Olching – Jetzt beginnt beim Vogelnotruf in Olching wieder die Hochsaison der Jungvögel in Not. Dann kommen täglich neue hilflose Piepmätze, die von Hand aufgezogen werden müssen. Für diesen Ansturm sucht der Vogelnotruf ab sofort Freiwillige, die bei sich zuhause ein oder mehrere hilfsbedürftige Jungvögel aufnehmen und in den ersten Lebenswochen versorgen können, bis sie selbstständig fressen, von Anfang an fachlich angeleitet von Gerhard Wendl. Wer Interesse hat, als „Vogelpäppler“ zu unterstützen, kann sich direkt bei Gerhard Wendl unter Tel. 0176 53565698 melden.
Gesucht werden Menschen, die sich im eigenen Zuhause um wenige Tage alte Jungvögel kümmern können. Dabei werden nur Vogelarten in private Päpplerhände gegeben, die einfach aufzuziehen sind und sich gut mit einer Pinzette füttern lassen.

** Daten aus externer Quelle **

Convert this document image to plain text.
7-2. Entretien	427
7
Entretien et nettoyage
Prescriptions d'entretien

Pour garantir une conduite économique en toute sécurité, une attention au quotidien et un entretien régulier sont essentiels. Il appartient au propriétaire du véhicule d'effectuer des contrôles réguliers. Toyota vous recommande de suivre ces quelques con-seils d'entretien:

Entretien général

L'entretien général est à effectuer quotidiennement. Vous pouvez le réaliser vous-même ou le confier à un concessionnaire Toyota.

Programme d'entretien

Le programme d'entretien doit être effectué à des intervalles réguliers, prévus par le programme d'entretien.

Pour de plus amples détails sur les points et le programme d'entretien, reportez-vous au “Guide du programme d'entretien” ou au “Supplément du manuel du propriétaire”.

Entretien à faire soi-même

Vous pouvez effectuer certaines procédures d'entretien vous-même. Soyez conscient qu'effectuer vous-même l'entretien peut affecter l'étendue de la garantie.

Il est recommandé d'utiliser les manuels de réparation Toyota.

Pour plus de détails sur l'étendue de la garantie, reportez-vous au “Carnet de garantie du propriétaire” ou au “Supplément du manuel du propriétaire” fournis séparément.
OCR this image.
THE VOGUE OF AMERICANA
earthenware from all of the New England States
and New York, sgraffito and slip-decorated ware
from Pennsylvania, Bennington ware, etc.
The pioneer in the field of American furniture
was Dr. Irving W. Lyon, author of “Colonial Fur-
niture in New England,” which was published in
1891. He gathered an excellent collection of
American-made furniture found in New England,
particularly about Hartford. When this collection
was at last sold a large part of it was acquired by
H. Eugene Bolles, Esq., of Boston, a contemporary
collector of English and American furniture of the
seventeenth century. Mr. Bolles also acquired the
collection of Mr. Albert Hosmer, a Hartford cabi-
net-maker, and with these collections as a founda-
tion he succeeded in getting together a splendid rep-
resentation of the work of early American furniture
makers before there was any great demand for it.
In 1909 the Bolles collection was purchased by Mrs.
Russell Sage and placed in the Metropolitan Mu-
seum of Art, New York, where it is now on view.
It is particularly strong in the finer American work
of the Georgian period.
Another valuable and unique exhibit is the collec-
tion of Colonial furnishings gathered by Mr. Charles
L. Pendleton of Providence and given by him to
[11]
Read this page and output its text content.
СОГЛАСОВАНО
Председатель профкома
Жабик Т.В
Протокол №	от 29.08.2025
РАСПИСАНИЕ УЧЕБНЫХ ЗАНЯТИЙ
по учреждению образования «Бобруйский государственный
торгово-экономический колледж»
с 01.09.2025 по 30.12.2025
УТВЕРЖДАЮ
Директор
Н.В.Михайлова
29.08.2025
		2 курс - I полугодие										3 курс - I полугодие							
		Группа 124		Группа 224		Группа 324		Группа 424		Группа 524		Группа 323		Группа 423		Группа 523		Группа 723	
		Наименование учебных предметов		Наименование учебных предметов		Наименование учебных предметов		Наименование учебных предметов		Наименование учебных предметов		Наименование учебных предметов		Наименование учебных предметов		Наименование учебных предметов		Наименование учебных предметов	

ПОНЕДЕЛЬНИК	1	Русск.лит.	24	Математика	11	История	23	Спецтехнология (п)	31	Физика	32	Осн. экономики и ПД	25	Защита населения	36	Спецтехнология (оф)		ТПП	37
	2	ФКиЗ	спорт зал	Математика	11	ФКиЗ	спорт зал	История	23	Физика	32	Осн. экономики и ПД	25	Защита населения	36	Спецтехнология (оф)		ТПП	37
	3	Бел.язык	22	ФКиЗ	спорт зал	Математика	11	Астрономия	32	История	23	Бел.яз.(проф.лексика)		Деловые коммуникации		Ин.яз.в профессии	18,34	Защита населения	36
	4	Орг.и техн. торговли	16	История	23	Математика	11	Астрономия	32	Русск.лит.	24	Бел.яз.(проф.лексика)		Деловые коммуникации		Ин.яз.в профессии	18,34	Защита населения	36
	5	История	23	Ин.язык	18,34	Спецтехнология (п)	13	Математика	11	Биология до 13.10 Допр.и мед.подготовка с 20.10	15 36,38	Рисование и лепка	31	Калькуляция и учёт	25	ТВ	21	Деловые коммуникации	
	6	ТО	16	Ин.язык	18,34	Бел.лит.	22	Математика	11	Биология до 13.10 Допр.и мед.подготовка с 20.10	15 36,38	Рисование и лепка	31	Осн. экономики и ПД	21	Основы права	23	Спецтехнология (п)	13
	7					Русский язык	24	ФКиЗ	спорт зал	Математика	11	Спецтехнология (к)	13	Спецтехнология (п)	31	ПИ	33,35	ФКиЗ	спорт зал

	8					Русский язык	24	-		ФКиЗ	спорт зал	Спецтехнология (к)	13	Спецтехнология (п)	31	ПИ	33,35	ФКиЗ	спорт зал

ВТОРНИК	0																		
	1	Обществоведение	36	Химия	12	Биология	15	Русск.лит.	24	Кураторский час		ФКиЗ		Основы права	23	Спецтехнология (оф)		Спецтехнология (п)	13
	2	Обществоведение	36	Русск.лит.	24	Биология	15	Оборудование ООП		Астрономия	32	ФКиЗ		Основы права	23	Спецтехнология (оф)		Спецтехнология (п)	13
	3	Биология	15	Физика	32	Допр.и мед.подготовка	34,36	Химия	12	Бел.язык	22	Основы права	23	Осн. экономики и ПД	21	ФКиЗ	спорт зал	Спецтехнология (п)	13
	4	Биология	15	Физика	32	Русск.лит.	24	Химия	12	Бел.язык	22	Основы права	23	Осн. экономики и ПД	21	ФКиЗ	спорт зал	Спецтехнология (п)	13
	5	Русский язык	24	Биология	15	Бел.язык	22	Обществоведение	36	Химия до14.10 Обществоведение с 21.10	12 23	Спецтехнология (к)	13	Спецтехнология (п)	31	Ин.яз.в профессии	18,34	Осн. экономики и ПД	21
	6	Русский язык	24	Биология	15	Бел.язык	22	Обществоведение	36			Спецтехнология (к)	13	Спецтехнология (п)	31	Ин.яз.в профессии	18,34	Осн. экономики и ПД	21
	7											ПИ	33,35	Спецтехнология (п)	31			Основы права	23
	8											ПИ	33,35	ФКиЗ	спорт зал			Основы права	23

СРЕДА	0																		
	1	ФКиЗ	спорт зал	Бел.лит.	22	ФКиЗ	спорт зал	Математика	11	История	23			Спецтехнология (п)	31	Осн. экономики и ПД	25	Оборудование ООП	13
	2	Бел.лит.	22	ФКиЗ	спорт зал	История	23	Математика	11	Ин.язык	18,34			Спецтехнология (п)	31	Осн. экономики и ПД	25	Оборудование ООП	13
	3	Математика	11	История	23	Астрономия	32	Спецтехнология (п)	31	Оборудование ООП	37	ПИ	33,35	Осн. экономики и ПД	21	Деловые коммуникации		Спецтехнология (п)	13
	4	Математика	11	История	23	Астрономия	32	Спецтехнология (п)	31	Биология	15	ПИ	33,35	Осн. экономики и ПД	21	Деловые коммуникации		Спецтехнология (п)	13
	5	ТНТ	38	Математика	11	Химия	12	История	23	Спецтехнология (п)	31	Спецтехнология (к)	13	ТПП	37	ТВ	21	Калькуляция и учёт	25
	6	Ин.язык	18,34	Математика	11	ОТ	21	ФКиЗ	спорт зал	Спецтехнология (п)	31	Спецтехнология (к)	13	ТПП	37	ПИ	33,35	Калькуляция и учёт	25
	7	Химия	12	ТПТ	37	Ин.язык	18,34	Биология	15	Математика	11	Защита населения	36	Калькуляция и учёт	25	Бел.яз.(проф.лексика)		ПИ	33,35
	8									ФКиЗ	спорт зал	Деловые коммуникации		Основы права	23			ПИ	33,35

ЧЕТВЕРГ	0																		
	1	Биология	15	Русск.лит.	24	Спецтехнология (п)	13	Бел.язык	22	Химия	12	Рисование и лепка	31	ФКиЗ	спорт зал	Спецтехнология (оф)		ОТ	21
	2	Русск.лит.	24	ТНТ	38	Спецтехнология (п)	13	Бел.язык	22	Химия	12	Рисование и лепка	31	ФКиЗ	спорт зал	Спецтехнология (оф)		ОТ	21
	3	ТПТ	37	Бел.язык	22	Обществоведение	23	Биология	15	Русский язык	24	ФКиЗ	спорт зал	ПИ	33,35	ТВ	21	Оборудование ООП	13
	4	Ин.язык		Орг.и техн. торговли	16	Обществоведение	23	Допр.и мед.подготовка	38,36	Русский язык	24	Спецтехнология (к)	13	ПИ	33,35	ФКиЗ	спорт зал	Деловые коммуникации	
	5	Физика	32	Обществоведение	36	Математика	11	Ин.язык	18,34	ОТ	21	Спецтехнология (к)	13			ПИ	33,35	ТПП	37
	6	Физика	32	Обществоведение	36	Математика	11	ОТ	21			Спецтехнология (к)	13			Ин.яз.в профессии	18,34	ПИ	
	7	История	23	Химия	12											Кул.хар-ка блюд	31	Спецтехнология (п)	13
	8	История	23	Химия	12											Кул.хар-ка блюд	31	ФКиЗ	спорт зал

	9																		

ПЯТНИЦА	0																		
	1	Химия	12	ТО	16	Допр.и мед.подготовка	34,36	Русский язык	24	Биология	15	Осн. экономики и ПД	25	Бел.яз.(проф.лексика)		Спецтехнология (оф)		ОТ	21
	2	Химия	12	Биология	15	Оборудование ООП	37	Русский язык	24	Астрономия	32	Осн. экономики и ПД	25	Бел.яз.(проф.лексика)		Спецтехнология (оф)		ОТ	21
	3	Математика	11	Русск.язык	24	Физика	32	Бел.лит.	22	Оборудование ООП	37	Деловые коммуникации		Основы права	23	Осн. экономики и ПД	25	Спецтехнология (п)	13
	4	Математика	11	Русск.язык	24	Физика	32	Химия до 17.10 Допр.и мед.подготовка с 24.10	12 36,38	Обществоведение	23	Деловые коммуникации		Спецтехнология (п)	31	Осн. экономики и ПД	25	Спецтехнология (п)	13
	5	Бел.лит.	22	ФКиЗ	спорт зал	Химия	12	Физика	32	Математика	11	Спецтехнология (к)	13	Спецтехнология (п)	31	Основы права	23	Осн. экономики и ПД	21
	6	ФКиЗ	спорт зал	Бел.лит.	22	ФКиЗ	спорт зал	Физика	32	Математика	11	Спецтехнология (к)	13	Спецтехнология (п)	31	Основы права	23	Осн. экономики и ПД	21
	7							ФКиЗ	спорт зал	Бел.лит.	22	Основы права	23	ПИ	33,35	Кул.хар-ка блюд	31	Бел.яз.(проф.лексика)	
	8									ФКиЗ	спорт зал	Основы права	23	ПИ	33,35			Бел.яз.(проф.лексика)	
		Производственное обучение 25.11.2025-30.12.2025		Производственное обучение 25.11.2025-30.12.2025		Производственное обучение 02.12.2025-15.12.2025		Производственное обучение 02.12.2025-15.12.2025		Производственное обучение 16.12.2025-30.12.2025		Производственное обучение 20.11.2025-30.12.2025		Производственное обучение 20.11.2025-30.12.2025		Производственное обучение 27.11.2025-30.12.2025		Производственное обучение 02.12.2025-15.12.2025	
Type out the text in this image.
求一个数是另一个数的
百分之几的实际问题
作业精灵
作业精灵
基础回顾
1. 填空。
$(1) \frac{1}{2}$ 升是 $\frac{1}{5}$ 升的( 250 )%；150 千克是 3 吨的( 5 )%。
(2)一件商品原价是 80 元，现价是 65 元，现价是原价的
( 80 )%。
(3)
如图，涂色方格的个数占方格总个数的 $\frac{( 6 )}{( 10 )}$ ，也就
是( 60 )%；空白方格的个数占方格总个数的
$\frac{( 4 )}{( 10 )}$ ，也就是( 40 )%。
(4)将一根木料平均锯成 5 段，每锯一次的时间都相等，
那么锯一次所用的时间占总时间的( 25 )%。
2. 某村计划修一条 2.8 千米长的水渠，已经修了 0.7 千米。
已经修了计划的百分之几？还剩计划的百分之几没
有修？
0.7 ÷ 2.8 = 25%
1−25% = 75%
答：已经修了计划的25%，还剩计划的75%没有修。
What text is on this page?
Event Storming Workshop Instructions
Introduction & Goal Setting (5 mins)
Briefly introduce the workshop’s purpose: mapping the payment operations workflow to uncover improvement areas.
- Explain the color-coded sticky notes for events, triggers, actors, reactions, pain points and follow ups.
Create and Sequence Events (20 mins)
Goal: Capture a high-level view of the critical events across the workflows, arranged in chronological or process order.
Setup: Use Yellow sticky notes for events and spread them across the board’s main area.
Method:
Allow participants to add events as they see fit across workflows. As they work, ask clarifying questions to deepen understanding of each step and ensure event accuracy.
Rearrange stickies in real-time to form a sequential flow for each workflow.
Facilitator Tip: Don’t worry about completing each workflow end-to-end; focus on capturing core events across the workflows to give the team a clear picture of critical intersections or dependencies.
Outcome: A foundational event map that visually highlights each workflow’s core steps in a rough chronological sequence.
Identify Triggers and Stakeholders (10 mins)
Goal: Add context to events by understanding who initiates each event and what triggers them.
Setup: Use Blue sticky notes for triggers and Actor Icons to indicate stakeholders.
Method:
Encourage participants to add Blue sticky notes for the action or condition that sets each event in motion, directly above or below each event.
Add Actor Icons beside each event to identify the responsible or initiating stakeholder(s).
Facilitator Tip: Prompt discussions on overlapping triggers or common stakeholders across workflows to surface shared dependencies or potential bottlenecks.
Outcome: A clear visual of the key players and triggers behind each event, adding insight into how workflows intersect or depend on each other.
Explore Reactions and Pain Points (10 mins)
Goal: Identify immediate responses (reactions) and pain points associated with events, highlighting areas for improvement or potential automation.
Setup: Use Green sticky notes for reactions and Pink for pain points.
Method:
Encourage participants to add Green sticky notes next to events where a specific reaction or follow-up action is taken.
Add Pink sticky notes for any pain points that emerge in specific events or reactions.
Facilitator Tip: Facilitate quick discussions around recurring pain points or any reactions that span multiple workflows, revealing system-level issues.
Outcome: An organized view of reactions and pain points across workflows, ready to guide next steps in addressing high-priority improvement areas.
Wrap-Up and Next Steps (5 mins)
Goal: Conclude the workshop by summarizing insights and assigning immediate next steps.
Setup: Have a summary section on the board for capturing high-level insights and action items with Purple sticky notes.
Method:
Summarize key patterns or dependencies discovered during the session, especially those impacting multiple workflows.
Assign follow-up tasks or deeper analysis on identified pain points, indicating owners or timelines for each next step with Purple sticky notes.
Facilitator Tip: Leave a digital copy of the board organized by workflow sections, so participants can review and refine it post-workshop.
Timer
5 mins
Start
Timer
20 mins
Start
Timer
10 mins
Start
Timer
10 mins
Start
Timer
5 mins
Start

Dazu gehören zum Beispiel verwaiste Amsel-, Meisen- oder Spatzenkinder, die aber unverletzt sind.
Die benötigte Ausrüstung wie Wärmeplatte, Käfig und geeignetes Futter stellt der Vogelnotruf zur Verfügung. In einem von Gerhard Wendl geleiteten Workshop bekommen alle Interessierten das nötige Wissen und Praxistipps an die Hand. Der erfahrene Vogelexperte steht den Helfenden auch während der gesamten Pflegezeit immer beratend zu Seite.
Je nach Alter des Jungvogels dauert die Pflege zwei bis vier Wochen. In dieser Zeit muss das Küken tagsüber bis zur Dämmerung stündlich mit einer Pinzette von Hand gefüttert werden. Ist der Käfig über Nacht mit einer Decke abgedunkelt, kann die erste Fütterung morgens bis halb sieben hinausgezögert werden. Die Pflege endet, wenn der Vogel selbstständig fressen kann. Dann geht es für ihn zurück zu Gerhard Wendl auf sein Gelände am Olchinger See und wird von ihm dort fachmännisch ausgewildert. Jeder „Päppler“ darf natürlich bei dem besonderen Moment dabei sein, wenn „sein Zögling“ wieder der Natur zurückgegeben wird.